Many researchers have illustrated how brain development can impact school readiness and achievement, including cognitive control, visual-spatial skills, planning, attention, simultaneous and successive processing and a variety of other cognitive processes. As a result of these and other research efforts, educational and developmental psychology researchers are starting to see the need to find ways to add training of cognitive skills to the education system.

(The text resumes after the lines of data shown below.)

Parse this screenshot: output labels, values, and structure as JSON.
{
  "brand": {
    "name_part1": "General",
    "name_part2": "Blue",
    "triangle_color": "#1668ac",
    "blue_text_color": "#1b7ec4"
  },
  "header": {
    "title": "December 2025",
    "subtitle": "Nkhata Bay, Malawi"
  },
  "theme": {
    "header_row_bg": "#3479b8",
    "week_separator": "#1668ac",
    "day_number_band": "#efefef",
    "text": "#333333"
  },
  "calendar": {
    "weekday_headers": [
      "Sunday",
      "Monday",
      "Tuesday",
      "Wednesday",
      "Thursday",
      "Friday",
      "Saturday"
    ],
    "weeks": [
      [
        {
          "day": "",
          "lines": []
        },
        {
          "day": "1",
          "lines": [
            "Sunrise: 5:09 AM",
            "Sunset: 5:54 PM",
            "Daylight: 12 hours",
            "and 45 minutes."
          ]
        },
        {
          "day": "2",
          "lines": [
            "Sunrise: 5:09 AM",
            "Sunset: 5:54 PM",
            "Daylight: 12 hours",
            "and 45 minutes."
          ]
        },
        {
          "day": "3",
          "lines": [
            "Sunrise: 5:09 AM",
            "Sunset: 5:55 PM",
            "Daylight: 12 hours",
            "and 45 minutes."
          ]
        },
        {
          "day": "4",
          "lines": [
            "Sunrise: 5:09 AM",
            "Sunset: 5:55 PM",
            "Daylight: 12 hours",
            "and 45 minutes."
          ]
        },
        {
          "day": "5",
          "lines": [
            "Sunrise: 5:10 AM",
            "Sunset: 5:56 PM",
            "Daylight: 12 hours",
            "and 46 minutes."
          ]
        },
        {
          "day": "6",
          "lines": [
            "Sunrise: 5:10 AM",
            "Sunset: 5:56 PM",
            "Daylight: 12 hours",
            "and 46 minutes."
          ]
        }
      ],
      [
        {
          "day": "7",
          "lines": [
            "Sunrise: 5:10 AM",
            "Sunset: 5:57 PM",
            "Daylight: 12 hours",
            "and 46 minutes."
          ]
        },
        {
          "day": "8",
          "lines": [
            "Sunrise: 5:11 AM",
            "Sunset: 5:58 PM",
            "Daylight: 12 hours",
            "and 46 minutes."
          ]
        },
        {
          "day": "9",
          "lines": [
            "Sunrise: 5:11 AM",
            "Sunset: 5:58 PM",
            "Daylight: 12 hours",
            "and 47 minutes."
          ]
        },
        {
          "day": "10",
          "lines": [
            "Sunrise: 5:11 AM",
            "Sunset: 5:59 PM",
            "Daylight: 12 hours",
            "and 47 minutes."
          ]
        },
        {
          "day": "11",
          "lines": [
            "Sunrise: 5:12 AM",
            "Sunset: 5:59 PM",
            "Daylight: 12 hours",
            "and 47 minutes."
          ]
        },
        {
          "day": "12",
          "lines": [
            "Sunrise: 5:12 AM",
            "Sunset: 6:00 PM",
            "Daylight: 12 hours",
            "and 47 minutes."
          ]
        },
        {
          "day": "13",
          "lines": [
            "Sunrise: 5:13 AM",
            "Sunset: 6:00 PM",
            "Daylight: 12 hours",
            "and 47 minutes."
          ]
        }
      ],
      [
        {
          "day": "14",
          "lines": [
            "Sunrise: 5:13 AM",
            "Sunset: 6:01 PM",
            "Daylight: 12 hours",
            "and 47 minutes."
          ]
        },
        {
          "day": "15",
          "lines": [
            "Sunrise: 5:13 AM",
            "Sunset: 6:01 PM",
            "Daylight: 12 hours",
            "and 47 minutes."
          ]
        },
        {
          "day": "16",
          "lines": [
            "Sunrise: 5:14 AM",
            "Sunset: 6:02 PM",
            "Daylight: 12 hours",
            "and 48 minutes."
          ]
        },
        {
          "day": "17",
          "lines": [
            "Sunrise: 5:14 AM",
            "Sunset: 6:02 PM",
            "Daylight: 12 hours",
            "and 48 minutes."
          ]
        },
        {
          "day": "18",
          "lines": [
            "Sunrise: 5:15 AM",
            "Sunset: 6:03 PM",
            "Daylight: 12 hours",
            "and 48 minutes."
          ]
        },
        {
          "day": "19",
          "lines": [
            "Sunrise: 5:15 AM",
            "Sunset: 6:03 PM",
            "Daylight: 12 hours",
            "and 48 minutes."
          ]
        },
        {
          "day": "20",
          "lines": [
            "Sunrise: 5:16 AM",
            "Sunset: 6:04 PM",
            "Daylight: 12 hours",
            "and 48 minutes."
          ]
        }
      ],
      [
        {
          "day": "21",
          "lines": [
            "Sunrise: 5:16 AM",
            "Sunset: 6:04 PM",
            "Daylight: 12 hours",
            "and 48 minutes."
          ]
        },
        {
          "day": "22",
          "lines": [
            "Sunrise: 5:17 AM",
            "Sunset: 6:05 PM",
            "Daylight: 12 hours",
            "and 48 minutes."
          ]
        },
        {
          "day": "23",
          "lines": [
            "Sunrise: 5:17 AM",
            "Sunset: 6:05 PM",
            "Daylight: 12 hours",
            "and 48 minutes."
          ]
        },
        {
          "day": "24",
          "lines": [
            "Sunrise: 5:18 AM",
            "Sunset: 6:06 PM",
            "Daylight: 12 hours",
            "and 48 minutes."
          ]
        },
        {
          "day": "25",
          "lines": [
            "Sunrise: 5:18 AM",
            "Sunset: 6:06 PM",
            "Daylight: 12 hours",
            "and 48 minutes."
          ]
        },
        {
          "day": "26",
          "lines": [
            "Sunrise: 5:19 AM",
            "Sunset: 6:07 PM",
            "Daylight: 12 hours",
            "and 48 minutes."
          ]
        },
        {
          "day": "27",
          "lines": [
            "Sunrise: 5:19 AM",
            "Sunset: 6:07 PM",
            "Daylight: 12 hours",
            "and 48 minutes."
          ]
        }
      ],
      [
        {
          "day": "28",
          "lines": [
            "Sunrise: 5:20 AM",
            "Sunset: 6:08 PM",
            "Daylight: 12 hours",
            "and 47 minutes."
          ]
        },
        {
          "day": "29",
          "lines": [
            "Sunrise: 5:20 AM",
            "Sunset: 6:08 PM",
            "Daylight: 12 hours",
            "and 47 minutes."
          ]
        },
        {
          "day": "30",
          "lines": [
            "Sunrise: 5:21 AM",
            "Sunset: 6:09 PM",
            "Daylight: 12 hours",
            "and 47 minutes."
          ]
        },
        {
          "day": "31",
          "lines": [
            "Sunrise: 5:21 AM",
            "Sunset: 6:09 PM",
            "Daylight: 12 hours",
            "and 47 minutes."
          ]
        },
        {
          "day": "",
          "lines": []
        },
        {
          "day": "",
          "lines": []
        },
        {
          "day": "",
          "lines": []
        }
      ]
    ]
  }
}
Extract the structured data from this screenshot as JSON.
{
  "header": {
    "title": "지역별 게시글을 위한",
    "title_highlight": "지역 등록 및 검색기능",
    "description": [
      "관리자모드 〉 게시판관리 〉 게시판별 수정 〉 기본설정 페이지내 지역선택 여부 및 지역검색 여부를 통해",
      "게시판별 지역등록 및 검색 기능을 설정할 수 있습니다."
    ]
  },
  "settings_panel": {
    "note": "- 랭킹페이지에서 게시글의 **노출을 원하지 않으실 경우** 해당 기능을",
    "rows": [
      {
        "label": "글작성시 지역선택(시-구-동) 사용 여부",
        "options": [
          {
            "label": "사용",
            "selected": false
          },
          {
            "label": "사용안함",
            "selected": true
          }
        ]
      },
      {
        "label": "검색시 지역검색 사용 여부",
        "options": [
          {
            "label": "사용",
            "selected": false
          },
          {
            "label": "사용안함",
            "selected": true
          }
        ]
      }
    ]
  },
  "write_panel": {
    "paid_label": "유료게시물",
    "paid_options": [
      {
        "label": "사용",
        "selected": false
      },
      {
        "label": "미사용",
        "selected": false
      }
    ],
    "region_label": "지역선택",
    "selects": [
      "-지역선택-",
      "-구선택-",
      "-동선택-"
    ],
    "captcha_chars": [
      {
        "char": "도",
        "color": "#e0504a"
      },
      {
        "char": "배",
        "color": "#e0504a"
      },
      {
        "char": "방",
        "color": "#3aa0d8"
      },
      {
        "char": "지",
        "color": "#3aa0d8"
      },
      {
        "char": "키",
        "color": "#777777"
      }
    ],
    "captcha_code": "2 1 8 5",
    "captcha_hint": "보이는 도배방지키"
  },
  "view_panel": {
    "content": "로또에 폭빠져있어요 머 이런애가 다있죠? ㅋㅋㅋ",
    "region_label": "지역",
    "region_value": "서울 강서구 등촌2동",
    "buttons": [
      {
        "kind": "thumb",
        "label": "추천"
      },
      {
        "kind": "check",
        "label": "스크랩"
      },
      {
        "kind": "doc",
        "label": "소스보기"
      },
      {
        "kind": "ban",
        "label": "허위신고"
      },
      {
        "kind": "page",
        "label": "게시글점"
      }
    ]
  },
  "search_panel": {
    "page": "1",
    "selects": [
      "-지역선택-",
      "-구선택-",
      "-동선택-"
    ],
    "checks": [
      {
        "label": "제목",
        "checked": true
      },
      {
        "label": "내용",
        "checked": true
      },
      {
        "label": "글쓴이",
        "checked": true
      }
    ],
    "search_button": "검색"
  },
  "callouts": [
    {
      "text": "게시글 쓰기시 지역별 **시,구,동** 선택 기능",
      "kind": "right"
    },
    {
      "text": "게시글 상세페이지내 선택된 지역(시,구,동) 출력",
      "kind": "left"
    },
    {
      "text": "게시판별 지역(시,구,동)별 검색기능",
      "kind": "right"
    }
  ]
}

While the principles of cognitive skill training have been developing over several decades, only recently has there emerged a practical and scalable approach to the development of cognitive skills that can rapidly improve cognitive capacity and a student’s potential for success. The effectiveness of cognitive skills training in a video-game format was shown in research published in 2007. The software program that was the subject of the study was, of course, BrainWare SAFARI. Since then, we have worked with public, private and charter schools across the U.S. to replicate and extend the findings from the original research. While the initial study and much of the subsequent field research has examined the impact on elementary and middle-grade students, what is known about the plasticity of the brain and the essential principles of cognitive development would suggest that positive results could also be achieved in a college-age population.

The evidence suggests that it is time to rethink remediation in higher education and make sure that college students have access to cognitive skills training to address their lack of preparedness, academically and cognitively. Doing so may provide an opportunity for many students to achieve their dreams of a college education and the advantages that entails by giving them the foundation and the capacity for academic success at the post-secondary level.